The product hasn't even been announced, but almost like -- though not quite as long as -- the rumored iWatch, seems like something that should be a done deal. However, the roadmap for Gemini, the wave of Office releases coming over the next two years, says it won't be available until fall of 2014, about a year and a half from now.
The roadmap lists iOS / Android support for Office for fall of 2014. While not specifically listing whether or not the support would include the iPad (or Android tablets), one would assume that Microsoft, given that much time, would have its productivity app across smartphones and tablets.

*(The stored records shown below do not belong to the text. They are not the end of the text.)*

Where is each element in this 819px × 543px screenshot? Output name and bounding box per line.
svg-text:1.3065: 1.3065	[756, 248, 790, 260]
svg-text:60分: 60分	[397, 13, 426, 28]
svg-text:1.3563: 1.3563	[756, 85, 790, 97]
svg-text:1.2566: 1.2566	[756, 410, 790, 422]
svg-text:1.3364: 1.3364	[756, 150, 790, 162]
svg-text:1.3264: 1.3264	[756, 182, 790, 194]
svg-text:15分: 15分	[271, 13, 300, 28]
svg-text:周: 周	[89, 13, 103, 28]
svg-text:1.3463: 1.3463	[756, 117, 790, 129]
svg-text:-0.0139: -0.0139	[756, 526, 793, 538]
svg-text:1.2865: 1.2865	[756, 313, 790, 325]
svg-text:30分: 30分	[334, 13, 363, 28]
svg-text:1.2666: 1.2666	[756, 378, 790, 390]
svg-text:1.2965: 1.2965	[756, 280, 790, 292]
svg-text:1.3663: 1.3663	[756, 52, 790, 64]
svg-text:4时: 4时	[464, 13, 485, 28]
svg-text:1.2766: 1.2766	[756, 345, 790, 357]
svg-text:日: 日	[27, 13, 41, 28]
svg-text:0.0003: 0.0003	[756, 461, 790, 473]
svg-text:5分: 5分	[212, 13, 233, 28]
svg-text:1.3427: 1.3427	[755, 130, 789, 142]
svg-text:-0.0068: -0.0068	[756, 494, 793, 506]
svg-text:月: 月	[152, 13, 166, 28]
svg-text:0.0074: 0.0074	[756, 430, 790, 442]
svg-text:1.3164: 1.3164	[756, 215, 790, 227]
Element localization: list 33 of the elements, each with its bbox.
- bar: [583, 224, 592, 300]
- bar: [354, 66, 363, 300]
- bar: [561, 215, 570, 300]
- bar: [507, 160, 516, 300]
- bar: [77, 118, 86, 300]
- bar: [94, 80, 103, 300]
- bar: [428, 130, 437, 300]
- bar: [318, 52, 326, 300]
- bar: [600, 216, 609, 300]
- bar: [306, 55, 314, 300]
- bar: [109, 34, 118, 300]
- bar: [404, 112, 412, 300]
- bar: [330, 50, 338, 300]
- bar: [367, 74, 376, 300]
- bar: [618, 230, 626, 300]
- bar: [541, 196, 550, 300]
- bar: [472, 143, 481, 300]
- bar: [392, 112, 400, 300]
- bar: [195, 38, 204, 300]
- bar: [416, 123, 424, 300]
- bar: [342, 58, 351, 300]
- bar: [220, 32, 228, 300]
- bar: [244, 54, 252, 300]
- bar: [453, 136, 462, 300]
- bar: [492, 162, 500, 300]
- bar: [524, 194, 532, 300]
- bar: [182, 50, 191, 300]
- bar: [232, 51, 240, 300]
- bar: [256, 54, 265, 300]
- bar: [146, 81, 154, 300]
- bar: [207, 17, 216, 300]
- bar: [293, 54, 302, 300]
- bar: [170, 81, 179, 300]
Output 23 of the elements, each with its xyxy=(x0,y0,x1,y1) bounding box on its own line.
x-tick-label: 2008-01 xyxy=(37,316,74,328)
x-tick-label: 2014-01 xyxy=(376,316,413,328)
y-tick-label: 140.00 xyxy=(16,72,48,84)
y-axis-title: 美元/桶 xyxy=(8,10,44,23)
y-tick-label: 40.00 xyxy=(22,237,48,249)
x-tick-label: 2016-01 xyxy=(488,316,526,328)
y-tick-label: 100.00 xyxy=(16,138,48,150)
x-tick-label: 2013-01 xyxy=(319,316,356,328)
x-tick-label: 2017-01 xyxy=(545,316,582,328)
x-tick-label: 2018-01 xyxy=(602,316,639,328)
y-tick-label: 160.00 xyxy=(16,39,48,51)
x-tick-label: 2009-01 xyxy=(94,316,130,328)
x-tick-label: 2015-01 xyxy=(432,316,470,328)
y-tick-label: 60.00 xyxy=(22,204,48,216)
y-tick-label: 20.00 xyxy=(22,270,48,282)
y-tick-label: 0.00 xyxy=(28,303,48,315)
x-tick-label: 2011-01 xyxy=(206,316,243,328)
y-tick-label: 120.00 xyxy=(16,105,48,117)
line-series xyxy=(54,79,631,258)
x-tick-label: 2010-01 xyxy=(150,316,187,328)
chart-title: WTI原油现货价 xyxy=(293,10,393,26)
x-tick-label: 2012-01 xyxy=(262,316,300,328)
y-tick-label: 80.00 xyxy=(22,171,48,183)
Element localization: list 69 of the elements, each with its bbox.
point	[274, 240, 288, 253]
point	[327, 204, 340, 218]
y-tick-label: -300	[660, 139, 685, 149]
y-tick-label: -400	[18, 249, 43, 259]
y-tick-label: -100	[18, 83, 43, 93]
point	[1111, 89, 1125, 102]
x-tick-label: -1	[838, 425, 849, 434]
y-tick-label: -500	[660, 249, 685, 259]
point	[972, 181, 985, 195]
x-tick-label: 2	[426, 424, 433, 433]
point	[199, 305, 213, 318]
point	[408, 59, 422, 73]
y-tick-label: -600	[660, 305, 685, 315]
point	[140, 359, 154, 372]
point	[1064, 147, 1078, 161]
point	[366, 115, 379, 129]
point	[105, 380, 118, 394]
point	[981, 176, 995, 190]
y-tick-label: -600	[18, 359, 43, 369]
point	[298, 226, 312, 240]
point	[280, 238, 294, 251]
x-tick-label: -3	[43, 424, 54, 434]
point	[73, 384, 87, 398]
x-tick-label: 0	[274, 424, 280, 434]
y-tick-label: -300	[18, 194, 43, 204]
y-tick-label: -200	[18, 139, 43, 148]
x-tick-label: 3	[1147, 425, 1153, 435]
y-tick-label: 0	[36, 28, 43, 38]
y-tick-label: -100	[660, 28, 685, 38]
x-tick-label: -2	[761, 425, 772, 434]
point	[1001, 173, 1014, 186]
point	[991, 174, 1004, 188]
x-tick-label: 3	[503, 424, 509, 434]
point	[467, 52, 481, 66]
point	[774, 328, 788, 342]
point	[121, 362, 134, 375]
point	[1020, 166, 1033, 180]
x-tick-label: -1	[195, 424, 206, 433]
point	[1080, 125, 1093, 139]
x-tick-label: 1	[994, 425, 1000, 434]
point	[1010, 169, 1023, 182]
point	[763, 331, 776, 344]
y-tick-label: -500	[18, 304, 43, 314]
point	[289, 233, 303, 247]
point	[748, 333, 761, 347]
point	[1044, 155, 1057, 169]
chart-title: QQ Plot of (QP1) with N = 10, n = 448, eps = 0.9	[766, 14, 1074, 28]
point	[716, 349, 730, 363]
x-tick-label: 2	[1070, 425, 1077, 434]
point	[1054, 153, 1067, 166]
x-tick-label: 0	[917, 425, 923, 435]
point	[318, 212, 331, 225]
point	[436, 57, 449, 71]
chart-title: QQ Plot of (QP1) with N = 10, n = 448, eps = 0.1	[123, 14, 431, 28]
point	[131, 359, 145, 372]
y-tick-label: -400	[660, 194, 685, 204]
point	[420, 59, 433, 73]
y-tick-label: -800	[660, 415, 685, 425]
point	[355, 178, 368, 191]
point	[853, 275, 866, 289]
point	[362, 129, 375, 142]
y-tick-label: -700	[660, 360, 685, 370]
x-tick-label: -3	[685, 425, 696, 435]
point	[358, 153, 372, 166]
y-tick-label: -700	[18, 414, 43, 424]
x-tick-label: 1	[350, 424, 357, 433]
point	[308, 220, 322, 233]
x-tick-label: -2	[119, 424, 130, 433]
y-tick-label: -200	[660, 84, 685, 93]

Why is the release pushed out so far? There are at least two Gemini releases before it.
"Gemini wave 1.0" includes the "Blue" Metro-Style / Windows Store adjuncts to the core set of Office products -- namely, more touch-centric versions of Word, Excel, PowerPoint and OneNote. These will work on both Windows 8 and Windows RT, but will supplement rather than replace, their current Win32 versions. The roadmap said that these apps will be available by October 2013.
"Gemini wave 1.5" is slated for April 2014. The wave will include the next version of Mac Office and an update to Office for Windows Phone. Microsoft also plans to release a version of Office customized for LSX hardware ("large screen experience" or Perceptive Pixel large-screen, multi-touch hardware) at that time.
The vague "Office RT" is also projected for April 2014. This is likely a refresh of the desktop versions of the current Office 2013 RT suite that Microsoft ported to ARM and bundled with Windows RT.
For some reason, also, it appears that Microsoft might be holding back Outlook RT until the fall (October) of 2014.
Those releases all need to be out of the way before Office for iOS / Android appears.
Still, why not push something out sooner? There's apparently a big roadblock: Apple's 30 percent cut from apps in the App Store. Microsoft -- as you might expect -- is no fan of giving nearly 1/3 of its take to Apple. While that seems to make sense, it also doesn't make sense.
Although there is no Microsoft-developed Office for iOS or Android, there are third-party apps that do quite a good job at allowing read / write functionality for Office files. An 18 month wait for an iOS / Android version might mean that those who need such functionality would have already moved on.